Author: Ira Livingston
Publisher: University of Illinois Press
Published: 2010-10-01
Total Pages: 210
ISBN-13: 0252091744
DOWNLOAD EBOOKBetween Literature and Science follows through to its emerging 21st-century future the central insight of 20th-century literary and cultural theory: that language and culture, along with their subsystems and artifacts, are self-referential systems. The book explores the workings of self-reference (and the related performativity) in linguistic utterances and assorted texts, through examples of the more open social-discursive systems of post-structuralism and cultural studies, and into the sciences, where complex systems organized by recursive self-reference are now being embraced as an emergent paradigm. This paradigmatic convergence between the humanities and sciences is autopoetics (adapting biologist Hubert Maturana’s term for “self-making” systems), and it signals a long-term epistemological shift across the nature/culture divide so definitive for modernity. If cultural theory has taught us that language, because of its self-referential nature, cannot bear simple witness to the world, the new paradigmatic status of self-referential systems in the natural sciences points toward a revived kinship of language and culture with the world: language bears “witness” to the world.

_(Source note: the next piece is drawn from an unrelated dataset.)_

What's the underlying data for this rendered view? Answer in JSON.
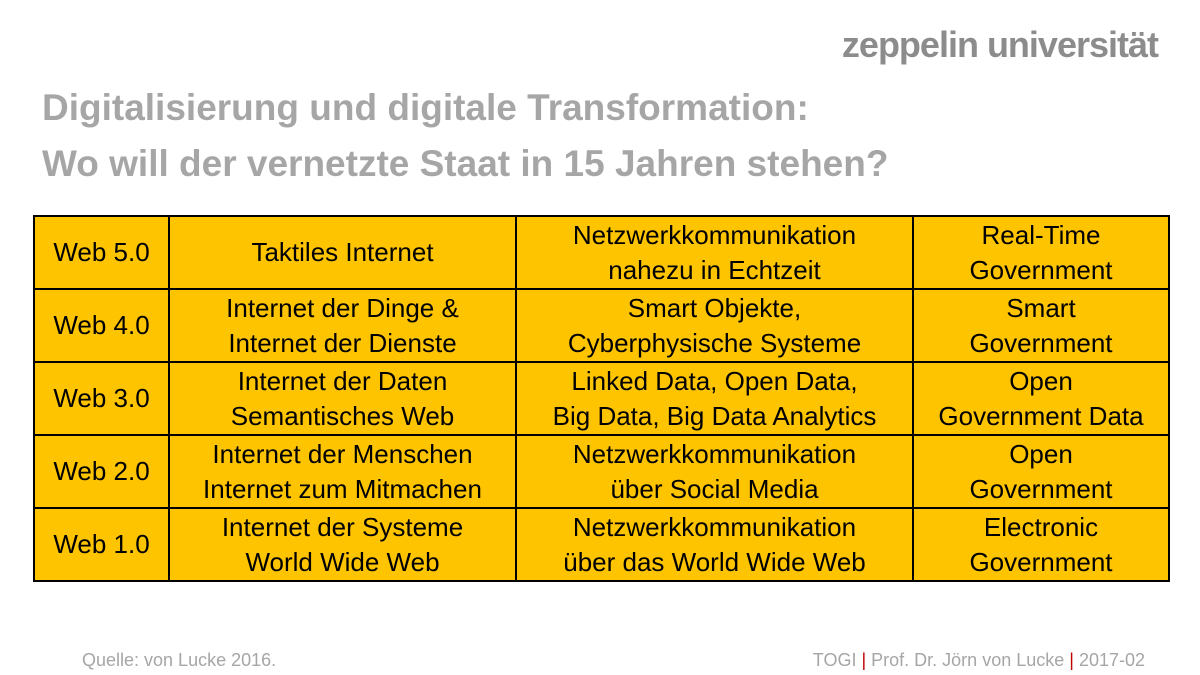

The main movement of the book is through a series of model explications and analyses, operational definitions of concepts and terms, more extended case studies, vignettes and thought experiments designed to give the reader a feel for the concepts and how to use them, while working to expand the autopoetic internee by putting cultural self-reference in dialogue with the self-organizing systems of the sciences. Along the way the reader is introduced to self-reference in epistemology (Foucault), sociology (Luhmann), biology (Maturana/Varela/Kauffman), and physics and cosmology (Smolin). Livingston works through the fundamentals of cultural, literary, and science studies and makes them comprehensible to a non-specialist audience.
Author: Juliet Cummins
Publisher: Ashgate Publishing, Ltd.
Published: 2007
Total Pages: 264
ISBN-13: 9780754657811
DOWNLOAD EBOOKThese essays throw new light on the complex relations between science, literature and rhetoric as avenues to discovery in early modern England. Analyzing the contributions of such diverse writers as Shakespeare, Bacon, Hobbes, Milton, Cavendish, Boyle, Pope and Behn to contemporary epistemological debates, these essays move us toward a better understanding of interactions between the sciences and the humanities during a seminal phase in the development of modern Western thought.